File "testOnnxModel.py", line 178, in inference
session = ort.InferenceSession(onnx_file, sess_options=sess_options, providers=['CPUExecutionProvider'])
File "/root/anaconda3/envs/versa_benchmark/lib/python3.7/site-packages/onnxruntime/capi/onnxruntime_inference_collection.py", line 335, in __init__
self._create_inference_session(providers, provider_options, disabled_optimizers)
File "/root/anaconda3/envs/versa_benchmark/lib/python3.7/site-packages/onnxruntime/capi/onnxruntime_inference_collection.py", line 370, in _create_inference_session
sess = C.InferenceSession(session_options, self._model_path, True, self._read_config_from_model)
onnxruntime.capi.onnxruntime_pybind11_state.Fail: [ONNXRuntimeError] : 1 : FAIL : Load model from rappnet2_int8.onnx failed:This is an invalid model. Error: two nodes with same node name (model/rt_block/layer_normalization/moments/SquaredDifference:0_QuantizeLinear).
I am able to quantize and work on the same model's tensorflow version.
Please help on this.
Anand Viswanath A
Thank you for posting in Intel Communities.
Could you please share the following details?
1. Sample reproducer code
2. exact steps and the commands used
3. OS details.
Please find the details below,
Execute the python script with the quantization code.
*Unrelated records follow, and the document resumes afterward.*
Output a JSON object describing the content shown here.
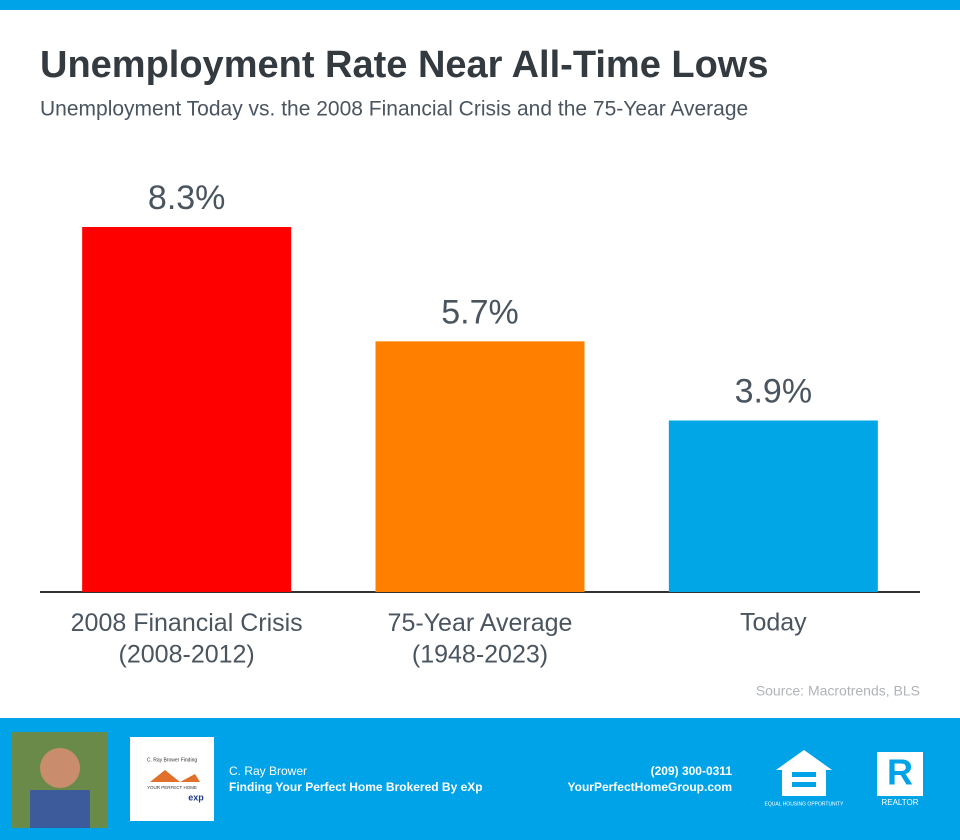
{
  "chart_data": {
    "type": "bar",
    "title": "Unemployment Rate Near All-Time Lows",
    "subtitle": "Unemployment Today vs. the 2008 Financial Crisis and the 75-Year Average",
    "categories": [
      "2008 Financial Crisis\n(2008-2012)",
      "75-Year Average\n(1948-2023)",
      "Today"
    ],
    "values": [
      8.3,
      5.7,
      3.9
    ],
    "value_labels": [
      "8.3%",
      "5.7%",
      "3.9%"
    ],
    "colors": [
      "#ff0000",
      "#ff8000",
      "#00a6e6"
    ],
    "source": "Source: Macrotrends, BLS"
  },
  "footer": {
    "logo_text": "C. Ray Brower Finding",
    "logo_subtext": "YOUR PERFECT HOME",
    "logo_brand": "exp",
    "name": "C. Ray Brower",
    "tagline": "Finding Your Perfect Home Brokered By eXp",
    "phone": "(209) 300-0311",
    "website": "YourPerfectHomeGroup.com",
    "equal_housing": "EQUAL HOUSING OPPORTUNITY",
    "realtor": "REALTOR"
  }
}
The script takes ONNX FP32 model which is converted from TF Frozen FP32 model using TF2onnx.
The output INT8 ONNX model when loaded for inferencing, gives the above error
Linux sdp 5.4.0-110-generic #124-Ubuntu
Anand Viswanath A
We have not heard back from you.
Could you please share the sample reproducer code which was used for inferencing with exact steps followed so that we can try to fix the issue from our end?